W sumie Grzegorz Fedorowicz pokona około 2000 tys. km. To nie pierwsza jego wyprawa rowerowa w ważnym celem charytatywnym. We wcześniejszych latach rowerem przemierzał trasy z Londynu, a potem z Lizbony do Wrześni, czyli miejsca, którym mieszka. Za każdym razem zatrzymywał się w Środzie, gdzie ma wielu przyjaciół i spędził 13 lat swojego życia zawodowego, jako dyrektor Aresztu Śledczego w Środzie. Od października 2023 roku jest senatorem RP.
15 sierpnia 2024 roku Grzegorz Fedorowicz wyleciał z rowerem do Rzymu i stamtąd ruszył w trasę przez Austrię, Niemcy do Wrześni. Jedzie samotnie, bez żadnej asysty, bez wsparcia logistycznego. W trakcie podróży promuje zbiórkę pieniędzy dla czwórki dzieci pod hasłem #Mission4Heroes.

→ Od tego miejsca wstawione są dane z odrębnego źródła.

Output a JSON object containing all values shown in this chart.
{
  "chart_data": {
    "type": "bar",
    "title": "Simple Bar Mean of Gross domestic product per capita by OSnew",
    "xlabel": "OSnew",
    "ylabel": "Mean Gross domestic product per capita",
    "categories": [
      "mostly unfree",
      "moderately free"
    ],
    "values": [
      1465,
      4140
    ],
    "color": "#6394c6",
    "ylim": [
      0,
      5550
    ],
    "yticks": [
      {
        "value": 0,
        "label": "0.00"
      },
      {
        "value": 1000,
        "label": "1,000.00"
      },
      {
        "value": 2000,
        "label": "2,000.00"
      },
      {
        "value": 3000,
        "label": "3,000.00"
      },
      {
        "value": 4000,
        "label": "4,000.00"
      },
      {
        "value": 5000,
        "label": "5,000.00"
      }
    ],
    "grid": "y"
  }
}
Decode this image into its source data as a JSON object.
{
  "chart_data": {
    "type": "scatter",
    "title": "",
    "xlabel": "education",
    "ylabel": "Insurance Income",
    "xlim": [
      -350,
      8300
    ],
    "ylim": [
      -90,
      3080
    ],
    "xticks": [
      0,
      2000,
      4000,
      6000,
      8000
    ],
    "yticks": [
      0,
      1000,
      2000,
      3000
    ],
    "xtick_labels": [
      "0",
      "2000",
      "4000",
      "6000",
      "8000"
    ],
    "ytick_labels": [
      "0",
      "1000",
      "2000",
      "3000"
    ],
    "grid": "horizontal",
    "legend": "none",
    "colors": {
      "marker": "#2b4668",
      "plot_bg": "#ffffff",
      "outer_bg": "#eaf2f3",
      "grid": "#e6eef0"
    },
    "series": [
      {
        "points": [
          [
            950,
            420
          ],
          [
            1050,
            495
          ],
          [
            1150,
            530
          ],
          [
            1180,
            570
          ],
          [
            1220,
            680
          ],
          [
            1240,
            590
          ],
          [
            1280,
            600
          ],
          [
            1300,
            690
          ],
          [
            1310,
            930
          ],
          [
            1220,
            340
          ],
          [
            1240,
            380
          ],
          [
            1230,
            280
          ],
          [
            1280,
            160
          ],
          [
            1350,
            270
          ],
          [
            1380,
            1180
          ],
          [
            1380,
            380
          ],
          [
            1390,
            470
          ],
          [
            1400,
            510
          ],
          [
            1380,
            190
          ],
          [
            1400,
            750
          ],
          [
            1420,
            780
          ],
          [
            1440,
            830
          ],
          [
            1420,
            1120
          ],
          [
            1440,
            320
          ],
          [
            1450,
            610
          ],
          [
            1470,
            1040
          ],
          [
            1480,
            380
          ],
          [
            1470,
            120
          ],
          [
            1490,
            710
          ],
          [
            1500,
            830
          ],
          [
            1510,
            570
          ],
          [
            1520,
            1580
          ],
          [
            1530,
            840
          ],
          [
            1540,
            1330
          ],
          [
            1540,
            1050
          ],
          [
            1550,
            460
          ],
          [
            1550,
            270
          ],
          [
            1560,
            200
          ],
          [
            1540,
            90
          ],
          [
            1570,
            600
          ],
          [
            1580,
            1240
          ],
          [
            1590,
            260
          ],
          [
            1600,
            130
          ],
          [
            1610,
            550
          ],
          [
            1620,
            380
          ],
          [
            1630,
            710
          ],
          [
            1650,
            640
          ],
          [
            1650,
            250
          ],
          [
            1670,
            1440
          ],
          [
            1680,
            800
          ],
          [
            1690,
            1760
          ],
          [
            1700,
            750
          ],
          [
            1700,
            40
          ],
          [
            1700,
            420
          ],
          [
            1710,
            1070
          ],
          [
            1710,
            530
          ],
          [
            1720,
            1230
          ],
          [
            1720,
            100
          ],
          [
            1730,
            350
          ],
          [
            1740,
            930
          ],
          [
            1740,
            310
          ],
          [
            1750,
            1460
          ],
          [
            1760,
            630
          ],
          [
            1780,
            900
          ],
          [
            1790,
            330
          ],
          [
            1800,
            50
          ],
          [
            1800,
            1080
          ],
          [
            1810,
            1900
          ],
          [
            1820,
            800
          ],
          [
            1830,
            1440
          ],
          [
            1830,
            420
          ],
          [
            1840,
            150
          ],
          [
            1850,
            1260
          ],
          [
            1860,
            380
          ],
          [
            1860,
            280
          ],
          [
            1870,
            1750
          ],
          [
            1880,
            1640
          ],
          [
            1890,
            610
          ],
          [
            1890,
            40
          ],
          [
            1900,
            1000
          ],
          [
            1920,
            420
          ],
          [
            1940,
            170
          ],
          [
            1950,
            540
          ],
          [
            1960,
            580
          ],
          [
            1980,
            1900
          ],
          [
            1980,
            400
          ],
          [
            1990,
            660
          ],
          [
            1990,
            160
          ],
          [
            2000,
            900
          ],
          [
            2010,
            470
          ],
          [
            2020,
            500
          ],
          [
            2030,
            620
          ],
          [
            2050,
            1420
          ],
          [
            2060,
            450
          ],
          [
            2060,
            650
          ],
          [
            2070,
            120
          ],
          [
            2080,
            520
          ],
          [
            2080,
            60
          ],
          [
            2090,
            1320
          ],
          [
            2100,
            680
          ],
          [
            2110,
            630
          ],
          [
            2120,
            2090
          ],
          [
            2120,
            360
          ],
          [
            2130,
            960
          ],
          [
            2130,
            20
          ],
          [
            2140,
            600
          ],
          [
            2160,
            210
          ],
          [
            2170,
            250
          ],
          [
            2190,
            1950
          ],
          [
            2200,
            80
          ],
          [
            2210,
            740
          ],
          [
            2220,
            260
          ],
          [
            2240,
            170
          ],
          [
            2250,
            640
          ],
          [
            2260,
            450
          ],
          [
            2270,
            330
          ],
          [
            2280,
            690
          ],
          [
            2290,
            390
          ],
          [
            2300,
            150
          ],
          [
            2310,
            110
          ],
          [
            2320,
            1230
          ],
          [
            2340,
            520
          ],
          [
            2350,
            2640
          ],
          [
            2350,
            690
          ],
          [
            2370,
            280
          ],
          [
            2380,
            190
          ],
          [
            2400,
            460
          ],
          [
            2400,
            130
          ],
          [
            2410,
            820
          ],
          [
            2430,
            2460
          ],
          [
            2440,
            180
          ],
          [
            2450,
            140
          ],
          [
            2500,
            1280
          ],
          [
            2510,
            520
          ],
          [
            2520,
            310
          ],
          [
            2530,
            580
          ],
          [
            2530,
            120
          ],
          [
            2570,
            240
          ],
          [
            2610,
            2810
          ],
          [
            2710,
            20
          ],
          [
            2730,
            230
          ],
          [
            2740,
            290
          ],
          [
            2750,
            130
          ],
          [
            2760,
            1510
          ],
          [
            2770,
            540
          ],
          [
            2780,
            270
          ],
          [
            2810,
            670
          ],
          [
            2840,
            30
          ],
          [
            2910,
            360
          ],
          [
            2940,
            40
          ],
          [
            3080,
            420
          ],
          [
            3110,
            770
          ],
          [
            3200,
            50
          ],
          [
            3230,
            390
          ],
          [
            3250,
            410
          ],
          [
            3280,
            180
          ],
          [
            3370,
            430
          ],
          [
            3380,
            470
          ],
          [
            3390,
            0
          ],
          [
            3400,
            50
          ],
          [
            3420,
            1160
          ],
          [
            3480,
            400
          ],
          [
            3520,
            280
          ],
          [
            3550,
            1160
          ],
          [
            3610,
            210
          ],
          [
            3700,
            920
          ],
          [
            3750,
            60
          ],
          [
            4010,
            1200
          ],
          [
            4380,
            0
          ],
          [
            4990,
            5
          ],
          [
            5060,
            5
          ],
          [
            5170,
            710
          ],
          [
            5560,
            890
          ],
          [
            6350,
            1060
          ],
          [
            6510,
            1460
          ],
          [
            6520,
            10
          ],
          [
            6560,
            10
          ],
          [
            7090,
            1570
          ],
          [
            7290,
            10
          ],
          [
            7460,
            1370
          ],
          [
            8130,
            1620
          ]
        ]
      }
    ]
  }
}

Alicja Bartkowiak urodziła się jako wcześniak z wadą genetyczną, skutkującą poważnymi problemami ze zdrowiem. Dziewczynka ma 7 lat, przeszła już wiele operacji, kolejne przed nią. Przez okrutną chorobę genetyczną, z którą jest prawdopodobnie jedna na świecie, zmaga się m.in. z bezdechami sennymi, hipoplazją ciała modzelowatego, opóźnionym rozwojem psychoruchowym, brakiem mowy, zaburzeniami jedzenia oraz brakiem samodzielnego stania i chodu.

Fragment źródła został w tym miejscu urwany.